1. Scald the milk and add sugar, butter, salt and anise or vanilla. Mix together and let stand until lukewarm.
2. Melt yeast in lukewarm water and pour into the milk mixture.
3. Add beaten eggs; then add flour.
4. Knead dough until it no longer sticks to hands. Let rise until it doubles in size.
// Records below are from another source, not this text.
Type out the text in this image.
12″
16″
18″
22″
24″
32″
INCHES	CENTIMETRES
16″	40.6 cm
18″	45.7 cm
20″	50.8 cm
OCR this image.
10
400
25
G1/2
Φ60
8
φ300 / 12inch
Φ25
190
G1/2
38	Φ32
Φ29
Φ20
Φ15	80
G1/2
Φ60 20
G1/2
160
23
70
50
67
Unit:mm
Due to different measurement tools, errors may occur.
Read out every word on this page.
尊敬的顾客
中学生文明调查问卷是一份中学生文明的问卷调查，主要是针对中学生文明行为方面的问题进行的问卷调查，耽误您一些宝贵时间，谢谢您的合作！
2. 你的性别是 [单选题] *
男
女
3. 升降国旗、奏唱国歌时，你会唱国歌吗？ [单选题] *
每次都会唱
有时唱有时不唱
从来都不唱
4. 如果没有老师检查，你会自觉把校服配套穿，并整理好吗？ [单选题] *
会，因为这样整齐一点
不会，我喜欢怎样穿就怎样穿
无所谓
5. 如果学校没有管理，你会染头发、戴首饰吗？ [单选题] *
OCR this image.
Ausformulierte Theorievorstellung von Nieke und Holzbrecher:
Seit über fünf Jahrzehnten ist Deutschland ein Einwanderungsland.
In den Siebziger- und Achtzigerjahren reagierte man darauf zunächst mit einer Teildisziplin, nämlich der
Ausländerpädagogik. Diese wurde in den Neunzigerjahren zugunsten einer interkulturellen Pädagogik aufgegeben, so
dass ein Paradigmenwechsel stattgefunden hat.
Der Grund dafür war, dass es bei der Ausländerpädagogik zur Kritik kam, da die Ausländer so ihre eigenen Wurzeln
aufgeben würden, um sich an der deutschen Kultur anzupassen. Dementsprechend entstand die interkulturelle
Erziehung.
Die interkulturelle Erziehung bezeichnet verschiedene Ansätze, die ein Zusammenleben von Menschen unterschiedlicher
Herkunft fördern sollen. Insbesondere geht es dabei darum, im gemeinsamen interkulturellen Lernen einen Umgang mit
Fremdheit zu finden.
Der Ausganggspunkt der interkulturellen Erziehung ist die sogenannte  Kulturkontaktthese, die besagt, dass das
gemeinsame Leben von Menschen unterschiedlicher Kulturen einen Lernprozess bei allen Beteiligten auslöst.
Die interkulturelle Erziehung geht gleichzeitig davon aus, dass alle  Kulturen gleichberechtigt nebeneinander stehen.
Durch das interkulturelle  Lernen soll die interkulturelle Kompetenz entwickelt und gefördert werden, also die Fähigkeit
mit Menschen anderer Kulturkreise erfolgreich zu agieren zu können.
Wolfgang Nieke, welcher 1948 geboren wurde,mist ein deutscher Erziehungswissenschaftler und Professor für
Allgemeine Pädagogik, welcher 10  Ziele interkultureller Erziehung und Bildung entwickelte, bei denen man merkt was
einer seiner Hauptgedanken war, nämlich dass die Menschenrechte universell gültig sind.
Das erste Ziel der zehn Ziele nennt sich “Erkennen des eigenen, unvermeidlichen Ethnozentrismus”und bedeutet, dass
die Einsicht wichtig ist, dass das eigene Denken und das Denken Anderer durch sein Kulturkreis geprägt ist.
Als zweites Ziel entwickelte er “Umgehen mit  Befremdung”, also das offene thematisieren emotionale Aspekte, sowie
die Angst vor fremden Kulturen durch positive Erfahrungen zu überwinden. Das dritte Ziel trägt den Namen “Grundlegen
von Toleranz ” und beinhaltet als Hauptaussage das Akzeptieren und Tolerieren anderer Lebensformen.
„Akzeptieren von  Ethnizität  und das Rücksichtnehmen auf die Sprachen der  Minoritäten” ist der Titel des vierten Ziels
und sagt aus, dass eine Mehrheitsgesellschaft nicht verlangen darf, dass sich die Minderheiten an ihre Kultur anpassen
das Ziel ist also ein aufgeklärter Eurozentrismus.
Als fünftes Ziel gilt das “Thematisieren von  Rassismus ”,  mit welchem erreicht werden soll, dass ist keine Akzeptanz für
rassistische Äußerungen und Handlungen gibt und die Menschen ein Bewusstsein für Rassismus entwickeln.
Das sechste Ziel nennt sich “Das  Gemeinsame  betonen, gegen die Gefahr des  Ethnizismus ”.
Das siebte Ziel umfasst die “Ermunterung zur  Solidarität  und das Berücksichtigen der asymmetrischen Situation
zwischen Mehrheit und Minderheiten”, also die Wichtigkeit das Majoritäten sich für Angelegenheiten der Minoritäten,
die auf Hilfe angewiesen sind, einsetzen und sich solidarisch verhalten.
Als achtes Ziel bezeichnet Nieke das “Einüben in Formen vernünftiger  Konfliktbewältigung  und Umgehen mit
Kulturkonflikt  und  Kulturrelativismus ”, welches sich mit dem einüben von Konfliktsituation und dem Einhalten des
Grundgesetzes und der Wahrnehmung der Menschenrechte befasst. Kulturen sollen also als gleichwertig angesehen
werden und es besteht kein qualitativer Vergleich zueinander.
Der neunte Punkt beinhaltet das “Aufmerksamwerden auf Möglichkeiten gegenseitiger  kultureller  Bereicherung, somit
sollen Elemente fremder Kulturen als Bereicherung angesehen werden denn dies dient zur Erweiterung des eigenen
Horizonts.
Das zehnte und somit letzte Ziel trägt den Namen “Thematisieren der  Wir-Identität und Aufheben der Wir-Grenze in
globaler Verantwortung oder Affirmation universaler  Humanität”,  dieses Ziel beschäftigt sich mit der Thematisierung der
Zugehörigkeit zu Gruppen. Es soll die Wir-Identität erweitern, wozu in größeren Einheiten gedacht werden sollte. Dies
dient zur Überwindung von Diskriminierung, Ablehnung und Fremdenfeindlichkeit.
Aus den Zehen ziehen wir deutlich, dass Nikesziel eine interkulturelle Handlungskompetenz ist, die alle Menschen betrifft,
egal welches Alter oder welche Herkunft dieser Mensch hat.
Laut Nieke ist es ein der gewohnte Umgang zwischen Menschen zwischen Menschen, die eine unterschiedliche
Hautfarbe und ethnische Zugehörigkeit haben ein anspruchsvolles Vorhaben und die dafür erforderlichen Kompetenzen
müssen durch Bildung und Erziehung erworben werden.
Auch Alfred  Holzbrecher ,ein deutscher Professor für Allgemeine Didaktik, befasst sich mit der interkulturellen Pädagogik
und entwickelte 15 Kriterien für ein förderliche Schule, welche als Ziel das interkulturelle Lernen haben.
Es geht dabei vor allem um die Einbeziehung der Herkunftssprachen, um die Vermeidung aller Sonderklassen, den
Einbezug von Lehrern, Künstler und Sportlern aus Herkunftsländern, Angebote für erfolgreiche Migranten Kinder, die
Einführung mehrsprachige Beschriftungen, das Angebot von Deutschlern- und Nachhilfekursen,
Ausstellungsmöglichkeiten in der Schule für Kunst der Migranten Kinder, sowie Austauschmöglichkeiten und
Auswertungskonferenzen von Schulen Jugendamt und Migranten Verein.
5. Punch down and let sit for 5 minutes.
6. Form into loaves and place into greased pans. Bake at 350F for 30 to 35 minutes; if you want a golden brown color, bake about 40 to 45 minutes. When you tap on the loaf and it sounds hollow, it's done. This recipe will make 4 to 6 loaves depending on the size.

Personal Notes:
Personal Notes:
After all the little ones went to bed and company cleared out, Mom, Joanne, Rosemary and Patty would help mom bake the bread and pies and color eggs. Many times we worked all night long to make sure the food and house was ready for Easter. Then after church we all made the ravioli's and meatballs for dinner. Mom never rested until all was cleaned up. I dont know how she kept it up. She was a tough act to follow.

When we woke up Easter morning, mom would have an "Egg Boy" waiting for each of us. She would use some of the Sweet Bread dough and place an egg in it; she would add arms and legs and use raisins for the eyes.